真人百家家乐app下载home » Former Merit Medical executive claims physician kickbacks in whistleblower lawsuit
The U.S. has joined in a whistleblower lawsuit filed by the former chief compliance officer of MMSI), who claims the company ran a fraud scheme involving physician kickbacks.
Dr. Charles Wolf alleges the Salt Lake City-based medical device company engaged in unlawful kickbacks to induce physicians to use more of its Embosphere and QuadraSphere microspheres for embolization and occlusion — as well as off-label uses. The practice ran up expenditures for Medicare, Medicaid and other public healthcare payers.
Merit, according to Wolf, provided paid advertising for loyal users and paid consulting fees in order to influence physicians to use its devices. The company disguised the money as educational in nature, and payments were meant to affect and induce hospitals and physicians to purchase additional equipment, supplies and/or products from Merit, according to Wolf’s complaint, handled by attorneys at Joseph, Greenwald & Laake.
The complaint claims that management at Merit often spoke openly about compliance and concocted a numeric system to discuss how risky certain proposals would be. Risk evaluation included a “chili pepper” scale from 1-3 in terms of how much “heartburn” a particular action would give the company as far as compliance and ethics go, the document said.

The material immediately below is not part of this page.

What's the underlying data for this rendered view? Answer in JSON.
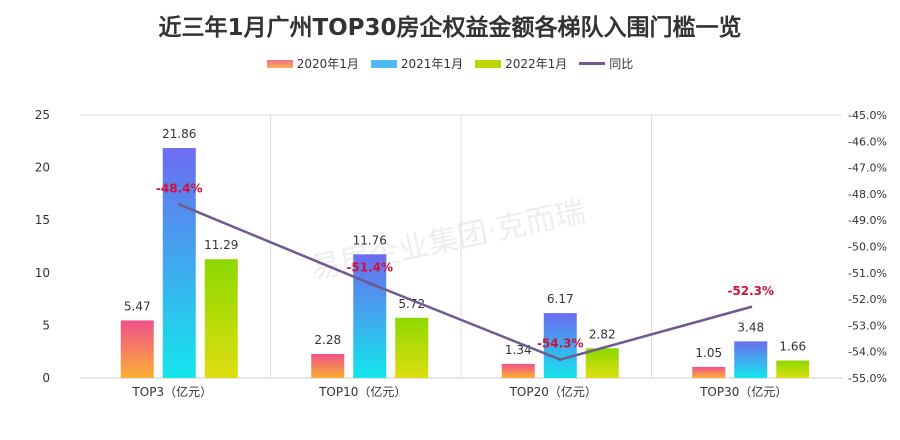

The company paid the supposed kickbacks specifically to high-volume users of its Embosphere and QuadraSphere products, according to the complaint, which also says that the company made false and misleading claims about the two products, which resulted in them being eligible for certain federal and state reimbursement.
The whistleblower also claims there were systematic payments for physicians to induce the use of Merit products and devices. The complaint alleges that kickbacks included all-expenses-paid trips to destinations such as Paris, Ireland and Hawaii.
According to a news release from Joseph, Greenwald & Laake, Wolf reported concerns to Merit management about the potential fraud while he was employed there. When his complaints came to nothing, he resigned and reported his information to the U.S. Justice Dept., which then investigated the matter before intervening.
The U.S. made the lawsuit public on June 12, filing a notice of intervention, and the court unsealed the case as the federal government is expected to file its own complaint in an intervention by July 13. Additionally, 29 states are included in the lawsuit and may join in as well.
“Prosecuting these cases protects patients,” said Veronica Nannis, who is representing the whistleblower alongside partner Jay Holland and McInnis Law’s Timothy McInnis. “When medical device companies pay something of value to induce physicians to use their devices to the exclusion of others, that can effect independent medical judgment and patient care.”
Merit Medical did not immediately respond to a request for comment. This story may be updated.